The client uses the witness data and the proving key (generated during the trusted setup) to produce a Groth16 proof. This computation happens entirely in the browser using WebAssembly.

const { proof, publicSignals } = await groth16.fullProve(
  witness,
  "zkmix.wasm",       // compiled circuit
  "zkmix_proving.zkey" // proving key from trusted setup
);

The resulting proof consists of three elliptic curve points (A, B, C) and is approximately 192 bytes. The public signals include the Merkle root, nullifier hash, recipient, relayer, and fee.

On-Chain Verification

The withdrawal transaction submits the proof and public signals to the ZKMix program on Solana. The program:

1. Verifies the Merkle root is a known root. The contract stores a history of recent roots to accommodate deposits that occur between proof generation and proof submission.
2. Checks the nullifier hash has not been used before. If it has, the withdrawal is rejected as a double-spend attempt.
3. Verifies the Groth16 proof using the on-chain verification key. This is a constant-time operation involving elliptic curve pairing checks.
4. Records the nullifier hash so it cannot be used again.
5. Transfers the funds to the specified recipient address, minus any relayer fee.

// On-chain verification pseudocode
fn process_withdrawal(
    proof: Groth16Proof,
    root: [u8; 32],
    nullifier_hash: [u8; 32],
    recipient: Pubkey,
    relayer: Pubkey,
    fee: u64,
) -> Result<()> {
    // Verify root is known
    require!(known_roots.contains(&root), "Unknown root");

    // Verify nullifier has not been spent
    require!(!spent_nullifiers.contains(&nullifier_hash), "Already spent");

    // Verify the ZK proof
    let public_inputs = [root, nullifier_hash, recipient, relayer, fee];
    require!(groth16_verify(&proof, &public_inputs, &VERIFYING_KEY), "Invalid proof");

    // Mark nullifier as spent
    spent_nullifiers.insert(nullifier_hash);

    // Transfer funds
    transfer(pool_vault, recipient, denomination - fee)?;
    if fee > 0 {
        transfer(pool_vault, relayer, fee)?;
    }

    Ok(())
}

Why This Is Private

An observer sees:

• A deposit of 10 SOL with commitment 0xabc123...
• (Later) A withdrawal of 10 SOL to address SoL456... with nullifier hash 0xdef789...

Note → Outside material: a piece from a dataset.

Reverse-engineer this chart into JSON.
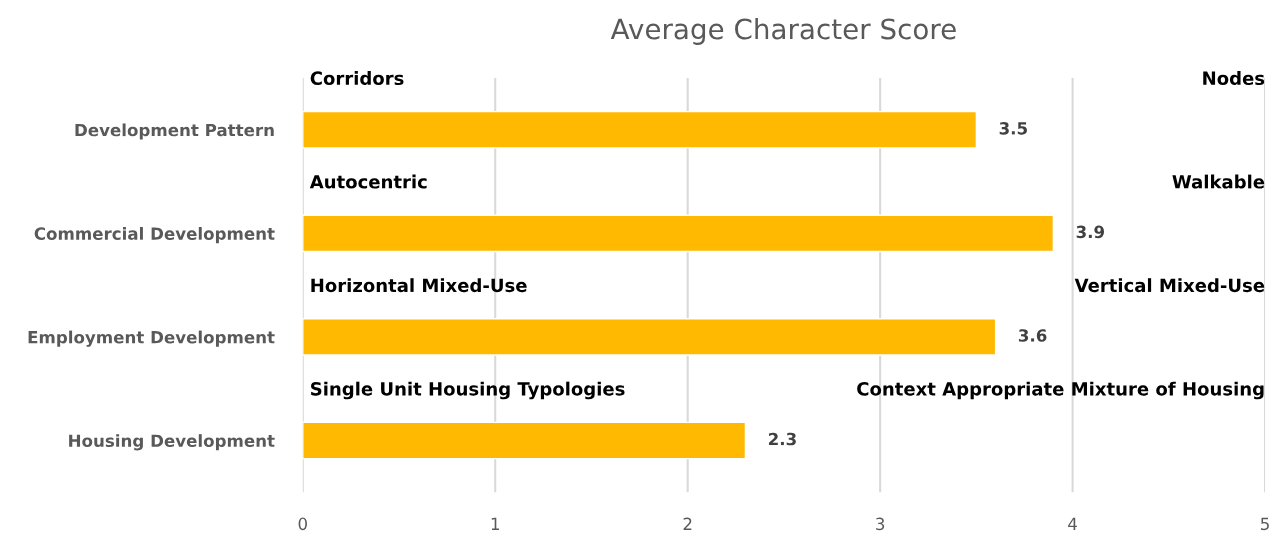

They cannot link the two because:

• The commitment and the nullifier hash are unrelated without knowledge of the secret and nullifier.
• The ZK proof demonstrates knowledge of a valid secret/nullifier pair but does not reveal which commitment they correspond to.
• The proof only reveals that the commitment exists somewhere in the Merkle tree of all deposits.
• The fixed denomination means the amount provides no linking information.

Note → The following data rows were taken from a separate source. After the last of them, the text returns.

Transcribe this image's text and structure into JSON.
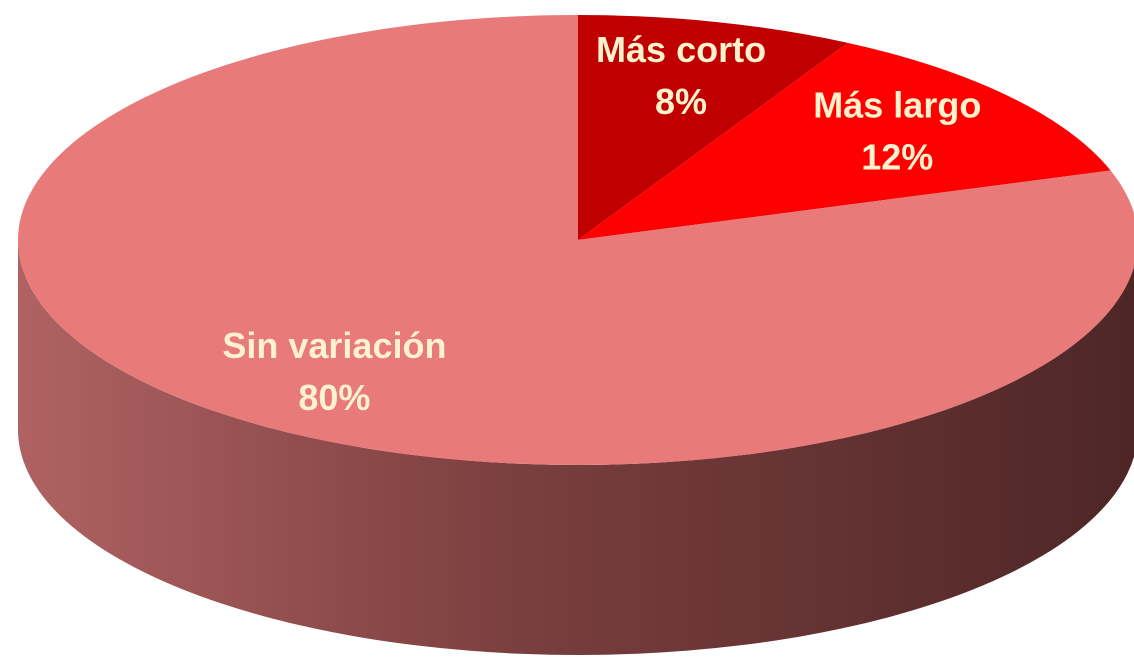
{
  "chart_data": {
    "type": "pie",
    "categories": [
      "Más corto",
      "Más largo",
      "Sin variación"
    ],
    "values": [
      8,
      12,
      80
    ],
    "value_labels": [
      "8%",
      "12%",
      "80%"
    ],
    "colors": [
      "#c00000",
      "#ff0000",
      "#e87a7a"
    ]
  }
}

The only information leaked is the fact that a withdrawal occurred at a particular time and that the withdrawer was one of the depositors in the pool. The larger the pool, the weaker this information becomes.

Summary

The cryptographic guarantee is that no computationally bounded adversary can determine which deposit funds a given withdrawal, assuming the underlying cryptographic assumptions (discrete log hardness, knowledge-of-exponent) hold and the trusted setup was performed honestly by at least one participant.